I forgot where I was, only aware that I was in her arms. “I love you,” she whispered, her lips hovering over mine. I summoned what little strength I had left to kiss her once more, then her phone rang. She glanced at it, sighed, and let it ring out. “It’s getting late,” she said. Still trembling, I sat up, adjusted my skirt, and breathed — I was sure I wasn’t before. I stared at the floor and grabbed her hand. “Don’t ever leave me again, stupid,” I said. “Okay,” she assured me.
She walked me to the door and kissed me goodnight. We looked into each other’s eyes for a moment, and I started towards the train. There was no ground underneath me, only air. I was flying. Love is a powerful thing. But as I looked up at the sky, I pictured her, new frame and all, and pined about how long it would take to get used to it. “I love her…it doesn’t matter,” I said out loud.
Half an hour later I was in my bed and felt compelled to open up my laptop. Seconds later I found myself absentmindedly exploring her Facebook page. There were photos of what she’d been up to in the past year: she’d gone clubbing, visited London, and spent all hours of the day in front of her apartment with a scraggly group of people.

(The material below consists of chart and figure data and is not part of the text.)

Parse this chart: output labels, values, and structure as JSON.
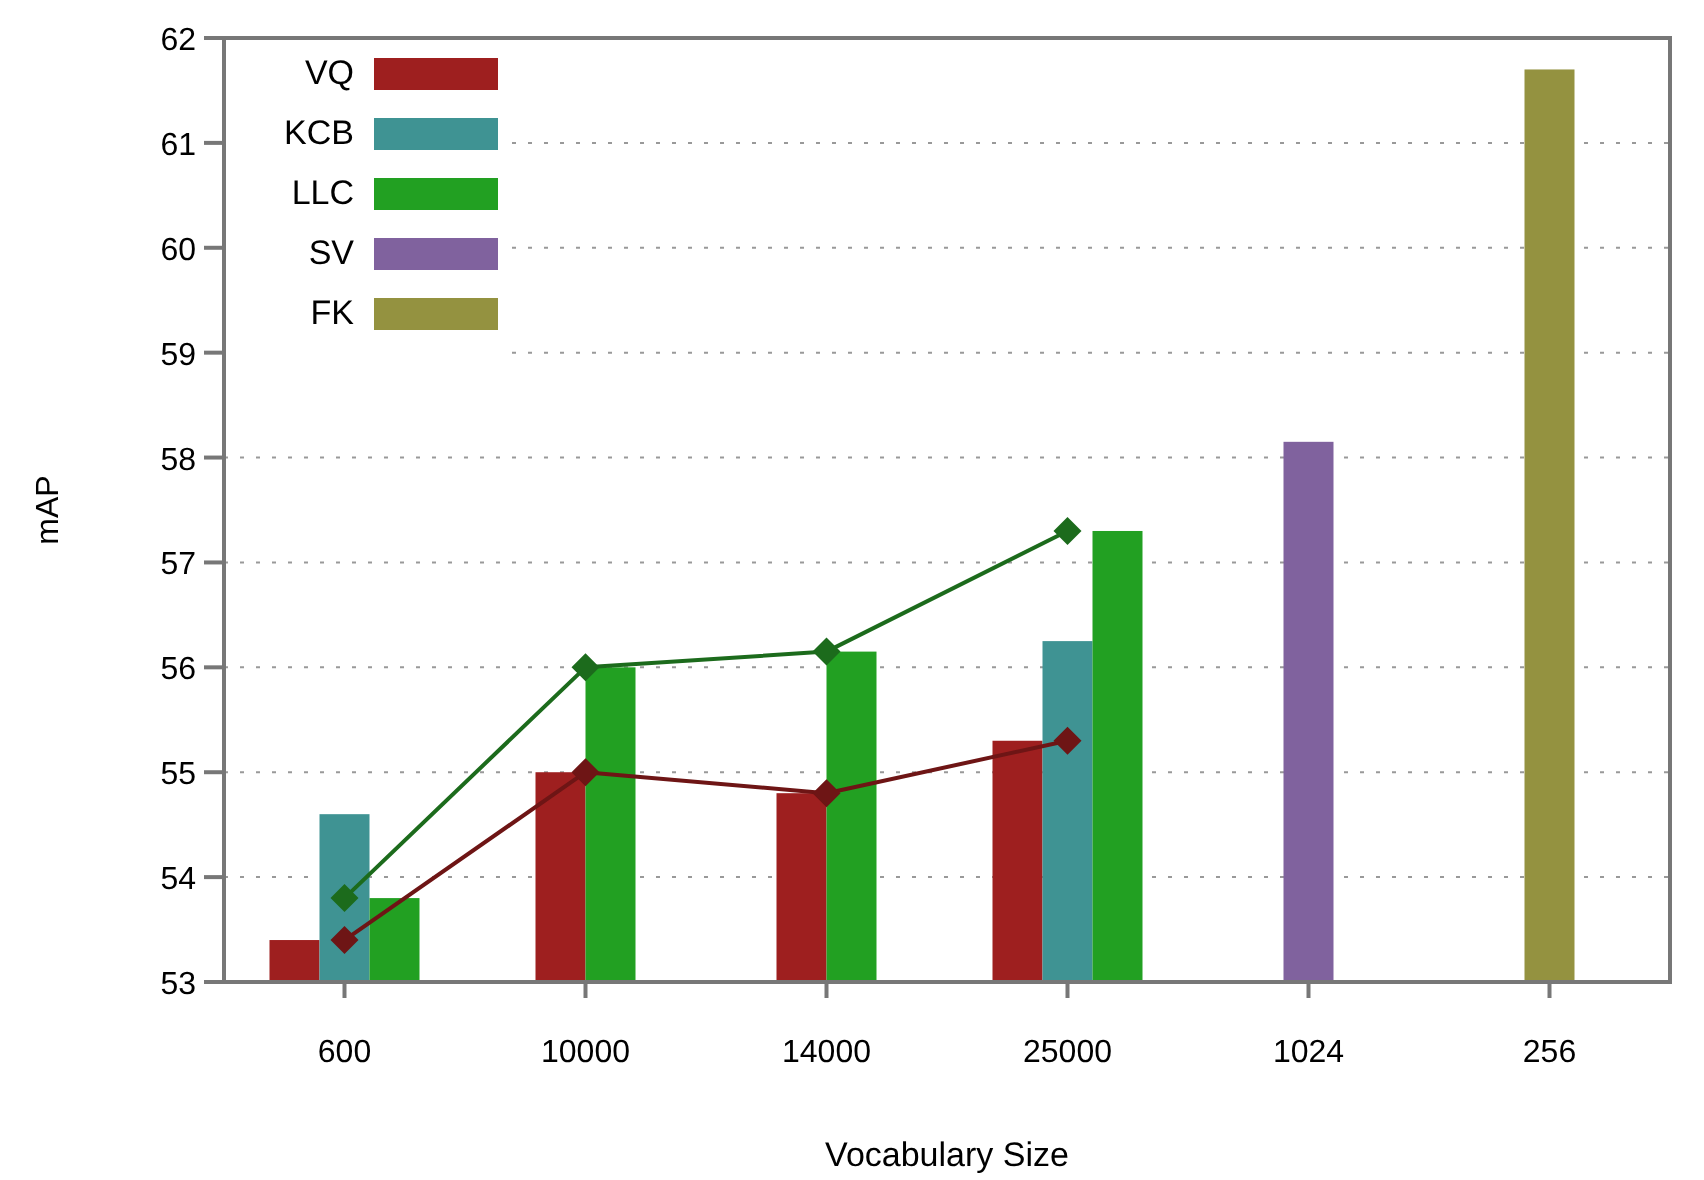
{
  "chart_data": {
    "type": "bar",
    "xlabel": "Vocabulary Size",
    "ylabel": "mAP",
    "categories": [
      "600",
      "10000",
      "14000",
      "25000",
      "1024",
      "256"
    ],
    "series": [
      {
        "name": "VQ",
        "color": "#9e1f1f",
        "values": [
          53.4,
          55.0,
          54.8,
          55.3,
          null,
          null
        ]
      },
      {
        "type": "line",
        "color": "#6e1515",
        "marker": "diamond",
        "values": [
          53.4,
          55.0,
          54.8,
          55.3,
          null,
          null
        ]
      },
      {
        "name": "KCB",
        "color": "#3f9393",
        "values": [
          54.6,
          null,
          null,
          56.25,
          null,
          null
        ]
      },
      {
        "name": "LLC",
        "color": "#22a022",
        "values": [
          53.8,
          56.0,
          56.15,
          57.3,
          null,
          null
        ]
      },
      {
        "type": "line",
        "color": "#1c6b1c",
        "marker": "diamond",
        "values": [
          53.8,
          56.0,
          56.15,
          57.3,
          null,
          null
        ]
      },
      {
        "name": "SV",
        "color": "#80629e",
        "values": [
          null,
          null,
          null,
          null,
          58.15,
          null
        ]
      },
      {
        "name": "FK",
        "color": "#949240",
        "values": [
          null,
          null,
          null,
          null,
          null,
          61.7
        ]
      }
    ],
    "ylim": [
      53,
      62
    ],
    "yticks": [
      53,
      54,
      55,
      56,
      57,
      58,
      59,
      60,
      61,
      62
    ],
    "grid": "y",
    "legend": "top left"
  }
}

I stopped at a photo she’d just posted. In it she wore the striped shirt she bought for our first date three years ago, only the stripes were distorted to a hypnotizing array of curves. It’s what she had on underneath that sweatshirt. The thinness of it made me think she had nothing. I closed my eyes to quash the dizziness and looked again, focusing on the tiny, swollen lump I blamed on chips or something… a few hours ago, now naked to the world absent the thickness of the hoodie she warmed me with in her embrace. The caption read:
“My baby girl, aww”
What drew me to coats? I don’t know. Maybe I wanted something more secure than a jacket, or hoodie. Maybe I wanted there to exist some strange universe in which I wasn’t trembling… I bought one, once, and nothing changed. And dreaming doesn’t help, either. But when I draw them… I’m searching for answers, because, desperately, I need them. Things like the things that happened between me and Marie have got to happen for a reason. There’s got to be a reason why she has been the only thing on my mind for the last seven years! Seven years of my life and she has yet to disappear from it! I cannot ignore this! I refuse! It is not every day that life’s mysteries brazenly ask us to solve them. Some arrive in the form of job opportunities, some are formless, colorless masses of energy that lift us from the airless pits of rock bottom…
But mine…mine has taken the form of the most mysterious thing that life has to offer: the human being. Marie cannot be tamed. Marie is free from the perils of the mind. She is a being that spits in the face of the complexities of life, not aware that life has complexities. Her energy awakens abilities that power-seekers and intellectuals have struggled to awaken for centuries.
It is her carefree nature I’m addicted to, the effortlessness at which she bends life, and the wind that she disturbs with every step I take. That wind, I swear, seems to be the same wind that breathes life into my coats.